Abram mènera à bien sa mission et rencontrera Dieu, mais la communauté nomade n’en connaitra pas moins la fatalité de la dissolution et de la dispersion, essaimant au travers des générations dans le Moyen-Orient jusqu’aux quatre coins du monde, engendrant des communautés centrifuges et concurrentes, rejouant à leur tour le cycle des rivalités identitaires, territoriales et religieuses. Abram, vieux, usé et désabusé, finit sa vie dans un taudis d’un faubourg d’Hébron. Le prophète meurt en philosophant sur le retour des déchirures entre peuples depuis si longtemps enracinés dans une même région. In extremis, il ne renonce pourtant pas à l’espérance.

Etrangement, la chute du livre de Boualem Sansal fait écho à la sentence qu’énonce, dans « Les livres de Jakób », Ienta, très vieille dame déjà dans les limbes de l’éternité, qui survole de son ultime conscience visionnaire l’odyssée messianique  de Jakób : « La ligne du temps connaît des moments très semblables les uns des autres.
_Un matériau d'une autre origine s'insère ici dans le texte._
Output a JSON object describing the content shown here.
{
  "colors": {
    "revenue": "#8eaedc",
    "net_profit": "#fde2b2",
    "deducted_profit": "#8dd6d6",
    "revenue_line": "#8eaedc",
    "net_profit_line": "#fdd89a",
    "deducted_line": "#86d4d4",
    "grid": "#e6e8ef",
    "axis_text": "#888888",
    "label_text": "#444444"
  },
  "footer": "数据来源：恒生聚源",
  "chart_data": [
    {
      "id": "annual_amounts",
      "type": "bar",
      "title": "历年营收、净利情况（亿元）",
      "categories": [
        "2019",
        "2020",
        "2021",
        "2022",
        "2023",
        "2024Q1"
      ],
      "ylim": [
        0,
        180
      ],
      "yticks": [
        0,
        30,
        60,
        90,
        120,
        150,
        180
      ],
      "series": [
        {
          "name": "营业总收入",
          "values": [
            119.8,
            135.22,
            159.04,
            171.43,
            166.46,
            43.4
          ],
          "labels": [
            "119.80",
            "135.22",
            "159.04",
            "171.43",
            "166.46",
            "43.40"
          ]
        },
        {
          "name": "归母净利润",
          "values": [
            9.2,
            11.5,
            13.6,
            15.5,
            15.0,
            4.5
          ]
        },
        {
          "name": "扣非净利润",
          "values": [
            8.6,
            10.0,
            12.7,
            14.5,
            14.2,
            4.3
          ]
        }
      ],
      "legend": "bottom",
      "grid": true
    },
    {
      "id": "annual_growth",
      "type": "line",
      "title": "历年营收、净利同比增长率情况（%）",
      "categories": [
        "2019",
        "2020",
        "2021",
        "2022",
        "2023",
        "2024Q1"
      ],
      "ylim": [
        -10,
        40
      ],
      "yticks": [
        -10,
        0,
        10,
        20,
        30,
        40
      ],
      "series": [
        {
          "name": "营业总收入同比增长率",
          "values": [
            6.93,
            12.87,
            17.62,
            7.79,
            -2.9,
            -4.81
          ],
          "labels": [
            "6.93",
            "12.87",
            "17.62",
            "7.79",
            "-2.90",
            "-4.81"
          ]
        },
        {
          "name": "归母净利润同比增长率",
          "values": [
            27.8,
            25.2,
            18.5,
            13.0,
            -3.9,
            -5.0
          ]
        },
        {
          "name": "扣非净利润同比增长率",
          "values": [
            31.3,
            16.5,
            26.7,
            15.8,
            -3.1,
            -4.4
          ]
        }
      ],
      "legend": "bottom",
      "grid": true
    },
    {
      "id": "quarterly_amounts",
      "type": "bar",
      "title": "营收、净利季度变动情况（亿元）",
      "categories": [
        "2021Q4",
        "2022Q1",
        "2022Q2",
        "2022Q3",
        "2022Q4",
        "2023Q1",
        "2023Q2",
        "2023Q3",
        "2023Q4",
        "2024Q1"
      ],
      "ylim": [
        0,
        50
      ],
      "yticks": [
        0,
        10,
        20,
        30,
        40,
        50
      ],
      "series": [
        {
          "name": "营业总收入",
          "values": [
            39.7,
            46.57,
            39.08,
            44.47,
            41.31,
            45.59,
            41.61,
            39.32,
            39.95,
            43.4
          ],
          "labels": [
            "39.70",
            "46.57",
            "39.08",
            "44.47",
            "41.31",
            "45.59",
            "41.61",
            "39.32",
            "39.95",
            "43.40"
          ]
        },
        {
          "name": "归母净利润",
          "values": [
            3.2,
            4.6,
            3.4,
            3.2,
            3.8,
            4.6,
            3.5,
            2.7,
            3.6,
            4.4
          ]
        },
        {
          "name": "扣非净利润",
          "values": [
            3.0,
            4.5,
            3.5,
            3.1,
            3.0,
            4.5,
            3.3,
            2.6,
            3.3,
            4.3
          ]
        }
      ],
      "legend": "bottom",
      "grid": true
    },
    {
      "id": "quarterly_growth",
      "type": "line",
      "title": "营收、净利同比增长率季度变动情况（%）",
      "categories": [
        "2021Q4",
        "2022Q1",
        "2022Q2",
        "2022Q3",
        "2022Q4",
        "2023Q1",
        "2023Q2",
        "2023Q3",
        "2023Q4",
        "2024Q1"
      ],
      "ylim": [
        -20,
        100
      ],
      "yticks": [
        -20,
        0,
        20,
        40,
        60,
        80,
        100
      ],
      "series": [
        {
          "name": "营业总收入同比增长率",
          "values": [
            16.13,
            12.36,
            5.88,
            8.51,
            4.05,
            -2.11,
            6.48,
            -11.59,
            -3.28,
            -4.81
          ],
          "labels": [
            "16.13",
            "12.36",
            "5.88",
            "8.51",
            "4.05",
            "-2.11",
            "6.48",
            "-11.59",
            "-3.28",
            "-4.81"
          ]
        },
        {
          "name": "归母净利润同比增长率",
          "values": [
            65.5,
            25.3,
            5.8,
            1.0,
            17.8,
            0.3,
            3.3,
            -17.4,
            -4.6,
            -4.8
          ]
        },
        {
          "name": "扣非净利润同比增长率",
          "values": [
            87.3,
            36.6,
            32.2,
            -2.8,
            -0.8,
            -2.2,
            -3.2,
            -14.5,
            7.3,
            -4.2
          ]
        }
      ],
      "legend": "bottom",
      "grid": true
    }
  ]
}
Ses fils ont leurs nœuds et leurs boucles, une symétrie revient régulièrement, quelque chose se répète, comme si tout était régenté par des refrains et des thèmes, cela se remarque non sans causer un certain trouble. Un tel ordre est embarrassant pour l’esprit, on ne sait qu’en faire. Le chaos semble toujours plus familier aux hommes, plus sécurisant, autant que le désordre que l’on a dans son tiroir ».